The kind of logic that’s missing here shouldn’t be hard. It’s already there, in some respects. You can say – just out of the blue, à propos de rien – “Hey Siri, Ivy is my sister.” After checking which Ivy you mean, if you have more than one in your contacts, Siri will ask: “OK, do you want me to remember that Ivy is your sister?” Say “Yes,” and in future you can say “Call my sister” to call this contact.

Family relationships have standard interdependencies, so naturally you can then go on to specify “Oliver is Ivy’s son” and subsequently say “Siri, text my nephew” to send a message to this contact. It’s not rocket science, but it’s a nice… wait a minute. No. Siri’s doing a web search for “Oliver is Ivy’s son”. It can’t even get that far.

“What’s most infuriating about Siri is that, for a system designed to listen, it’s such a bad listener.”

What’s most infuriating about Siri is that, for a system designed to listen, it’s such a bad listener.
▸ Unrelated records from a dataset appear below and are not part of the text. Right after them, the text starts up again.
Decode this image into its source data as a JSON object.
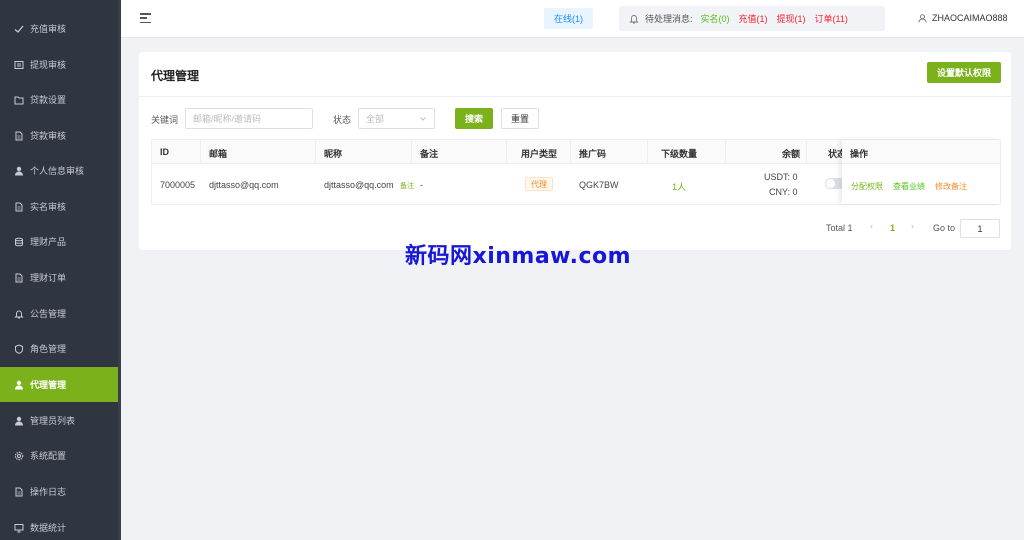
{
  "sidebar": {
    "items": [
      {
        "label": "充值审核",
        "icon": "check-icon"
      },
      {
        "label": "提现审核",
        "icon": "withdraw-icon"
      },
      {
        "label": "贷款设置",
        "icon": "folder-icon"
      },
      {
        "label": "贷款审核",
        "icon": "document-icon"
      },
      {
        "label": "个人信息审核",
        "icon": "user-icon"
      },
      {
        "label": "实名审核",
        "icon": "document-icon"
      },
      {
        "label": "理财产品",
        "icon": "database-icon"
      },
      {
        "label": "理财订单",
        "icon": "document-icon"
      },
      {
        "label": "公告管理",
        "icon": "bell-icon"
      },
      {
        "label": "角色管理",
        "icon": "shield-icon"
      },
      {
        "label": "代理管理",
        "icon": "user-icon",
        "active": true
      },
      {
        "label": "管理员列表",
        "icon": "user-icon"
      },
      {
        "label": "系统配置",
        "icon": "gear-icon"
      },
      {
        "label": "操作日志",
        "icon": "document-icon"
      },
      {
        "label": "数据统计",
        "icon": "monitor-icon"
      }
    ]
  },
  "header": {
    "online": "在线(1)",
    "pending_label": "待处理消息:",
    "pending": {
      "realname": "实名(0)",
      "recharge": "充值(1)",
      "withdraw": "提现(1)",
      "order": "订单(11)"
    },
    "username": "ZHAOCAIMAO888"
  },
  "page": {
    "title": "代理管理",
    "set_default_perm": "设置默认权限"
  },
  "filters": {
    "keyword_label": "关键词",
    "keyword_placeholder": "邮箱/昵称/邀请码",
    "status_label": "状态",
    "status_value": "全部",
    "search_btn": "搜索",
    "reset_btn": "重置"
  },
  "table": {
    "headers": {
      "id": "ID",
      "email": "邮箱",
      "nickname": "昵称",
      "remark": "备注",
      "user_type": "用户类型",
      "promo_code": "推广码",
      "sub_count": "下级数量",
      "balance": "余额",
      "status": "状态",
      "actions": "操作"
    },
    "rows": [
      {
        "id": "7000005",
        "email": "djttasso@qq.com",
        "nickname": "djttasso@qq.com",
        "nickname_tag": "备注",
        "remark": "-",
        "user_type": "代理",
        "promo_code": "QGK7BW",
        "sub_count": "1人",
        "balance_usdt": "USDT: 0",
        "balance_cny": "CNY: 0",
        "status_on": false,
        "actions": {
          "assign": "分配权限",
          "performance": "查看业绩",
          "edit_remark": "修改备注"
        }
      }
    ]
  },
  "pagination": {
    "total": "Total 1",
    "current_page": "1",
    "goto_label": "Go to",
    "goto_value": "1"
  },
  "watermark": "新码网xinmaw.com",
  "colors": {
    "accent": "#7bb21c",
    "sidebar_bg": "#2f3541",
    "online_blue": "#1890ff",
    "success": "#52c41a",
    "danger": "#f5222d",
    "warning": "#f28b2b"
  }
}
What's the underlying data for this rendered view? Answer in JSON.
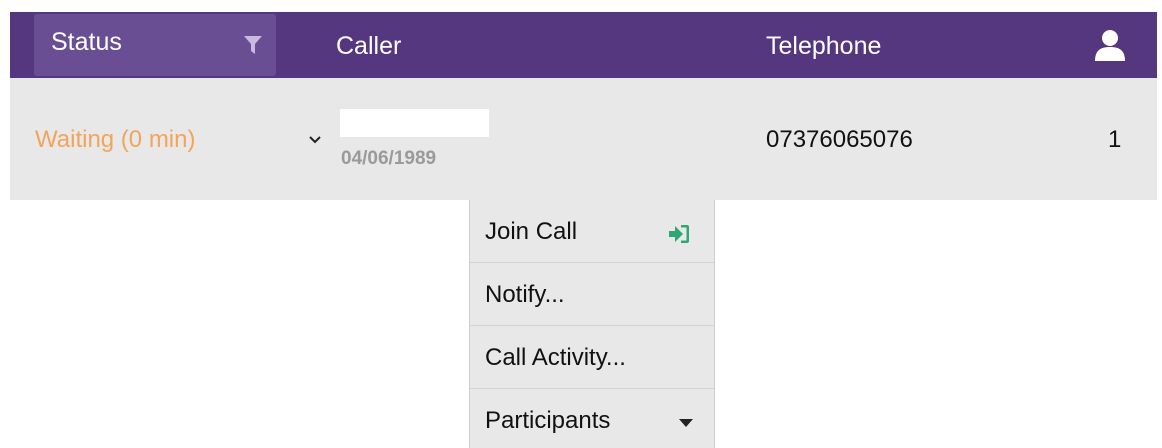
{
  "header": {
    "status_label": "Status",
    "caller_label": "Caller",
    "telephone_label": "Telephone",
    "filter_icon": "filter-icon",
    "user_icon": "user-icon"
  },
  "row": {
    "status": "Waiting (0 min)",
    "caller_name": "",
    "caller_dob": "04/06/1989",
    "telephone": "07376065076",
    "count": "1",
    "expand_icon": "chevron-down-icon"
  },
  "menu": {
    "items": [
      {
        "label": "Join Call",
        "icon": "sign-in-icon"
      },
      {
        "label": "Notify..."
      },
      {
        "label": "Call Activity..."
      },
      {
        "label": "Participants",
        "icon": "caret-down-icon"
      }
    ]
  },
  "colors": {
    "header_bg": "#55377f",
    "status_header_bg": "#6a4e94",
    "row_bg": "#e8e8e8",
    "status_waiting": "#f2a55a",
    "join_icon": "#2ea774"
  }
}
And that’s more than just a bug. The unjustified insouciance, the flat refusal to contemplate its own ignorance, are inescapably symptomatic of Silicon Valley hubris.

Understanding human speech and the intentions behind it is an enormous challenge even for humans. As speakers, we stumble over our words; as listeners, we misinterpret them. Most of every conversation is gently requesting clarification or resolving ambiguity.

Yet Siri will have none of that. For all its conversational veneer, it’s just searching our input for the same barked commands we could find in a menu. Either it knows what we want, or it “doesn’t understand”, a passive-aggressive way of saying “Invalid input”. There’s nothing in between.

“That’s so Bay Area,” people say now, when some overprivileged tech mogul blunders into a complex human issue with an oversimplified solution to the wrong problem. We might as well say: “That’s so Siri.”